Deuxièmement : le côté parodique. Je l’ai évoqué brièvement en parlant du scénario : ce jeu n’hésite pas à le malmener pour cette raison, et à soulever pas mal de clichés qu’on a dans les RPG habituellement, tout en jouant assez habilement avec les attentes du joueur. C’est efficace.
On a même par moments du cassage de quatrième mur !
Il y a des articles vraiment intéressants dans ce magasin d’armures et d’accessoires ! … mais les héros n’y achèteront rien du tout, par pur plaisir de détourner la formule RPG.
Troisièmement : l’utilisation spécifique de certains graphismes et de musiques.

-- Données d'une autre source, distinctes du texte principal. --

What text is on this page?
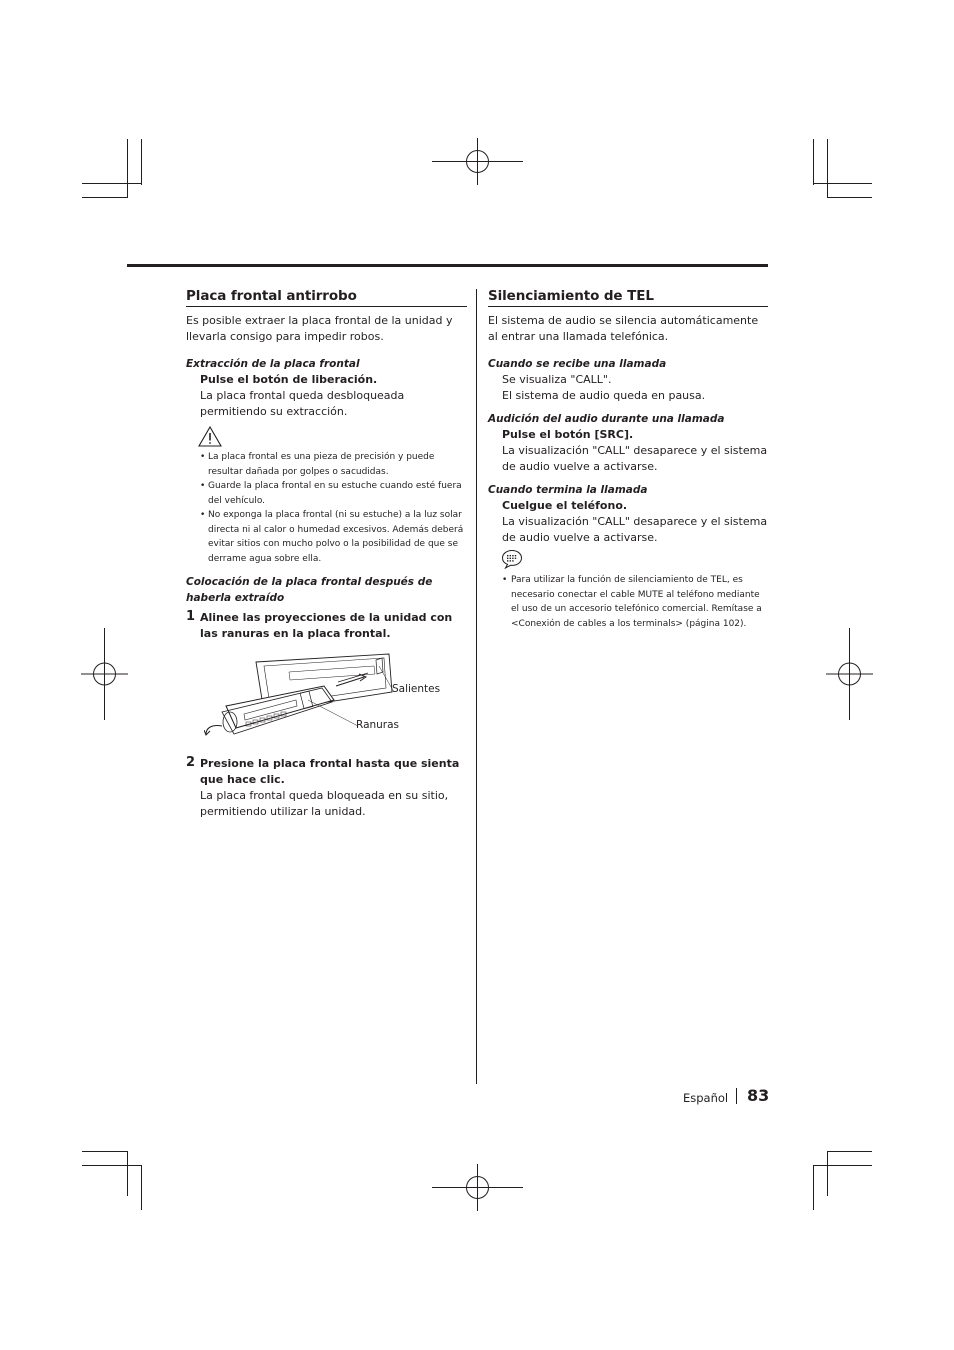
Placa frontal antirrobo

Es posible extraer la placa frontal de la unidad y llevarla consigo para impedir robos.

Extracción de la placa frontal

Pulse el botón de liberación.

La placa frontal queda desbloqueada permitiendo su extracción.

• La placa frontal es una pieza de precisión y puede resultar dañada por golpes o sacudidas.

• Guarde la placa frontal en su estuche cuando esté fuera del vehículo.

• No exponga la placa frontal (ni su estuche) a la luz solar directa ni al calor o humedad excesivos. Además deberá evitar sitios con mucho polvo o la posibilidad de que se derrame agua sobre ella.

Colocación de la placa frontal después de haberla extraído
1 Alinee las proyecciones de la unidad con las ranuras en la placa frontal.
Salientes
Ranuras
2 Presione la placa frontal hasta que sienta que hace clic.

La placa frontal queda bloqueada en su sitio, permitiendo utilizar la unidad.

Silenciamiento de TEL

El sistema de audio se silencia automáticamente al entrar una llamada telefónica.

Cuando se recibe una llamada

Se visualiza "CALL".

El sistema de audio queda en pausa.

Audición del audio durante una llamada

Pulse el botón [SRC].

La visualización "CALL" desaparece y el sistema de audio vuelve a activarse.

Cuando termina la llamada

Cuelgue el teléfono.

La visualización "CALL" desaparece y el sistema de audio vuelve a activarse.

• Para utilizar la función de silenciamiento de TEL, es necesario conectar el cable MUTE al teléfono mediante el uso de un accesorio telefónico comercial. Remítase a <Conexión de cables a los terminals> (página 102).

Español 83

J’ai certes dit que le jeu était très appliqué à ce sujet la plupart du temps ; mais il n’hésite pas non plus à employer ses aspects techniques pour faire rire de temps à autre. On est parfois surpris du mapping d’un lieu ou de la musique qui l’accompagne, du style graphique employé pour une cinématique… pour montrer une certaine diversité, mais également au nom de l’humour, bien sûr ! Comme je le disais, les moments où le jeu se veut plus laid sont volontaires, et sont l’occasion de faire du bon gag le plus souvent.
Quatrièmement : les références. Très nombreuses, là encore. Et si vous ne les connaissez pas : ce n’est pas grave. On ne peut pas tout connaître non plus, et ce jeu a de l’humour suffisamment varié pour ne pas être frustré par une référence que l’on n’aurait pas compris.
Ce qui est notamment le cas des références type « private joke », c’est-à-dire celles qui ont été introduites par l’auteur du jeu et qui seront compréhensibles surtout par ses connaissances (notamment issues des forums de making). Je ne vais certainement pas blâmer ce point, d’une part parce que j’ai déjà conçu un jeu orienté private joke lui aussi, et d’autre part parce que ces références plus pointues pourraient presque passer inaperçues, tant il y a à boire et à manger parmi tout le reste.
Croyez-le ou non, mais ce système de combat (utilisé ponctuellement hein, bien sûr que ce ne sera pas le cas tout le temps dans ce jeu) est une référence pointue à une saga de jeux RPG Maker nommée « Les Aventures d’un Avatar ».
Mais il n’y a pas besoin de comprendre la référence pour en rire… surtout si vous choisissez de perdre…
Bref, c’est possible que j’aie oublié de parler d’autres ressorts humoristiques, mais à ce stade, j’espère vous avoir convaincu de découvrir le jeu par vous-mêmes pour découvrir ce que j’aurais oublié de mentionner à ce niveau-là. Si vous n’avez pas ri au moins une fois, je ne peux rien faire pour vous…
Conclusion
Si vous me permettez l’expression : ce jeu, c’est le pied.
Il a fallu 5 ans pour le développer, et on en ressent totalement l’aboutissement sur tous les aspects. En plus d’avoir pour principal atout son humour, ce jeu fait également très plaisir à jouer pour ses aspects techniques, qui montrent que ce jeu n’a pas uniquement compté sur ses gags, et qu’en plus d’être un excellent jeu drôle, il est un excellent jeu avant tout.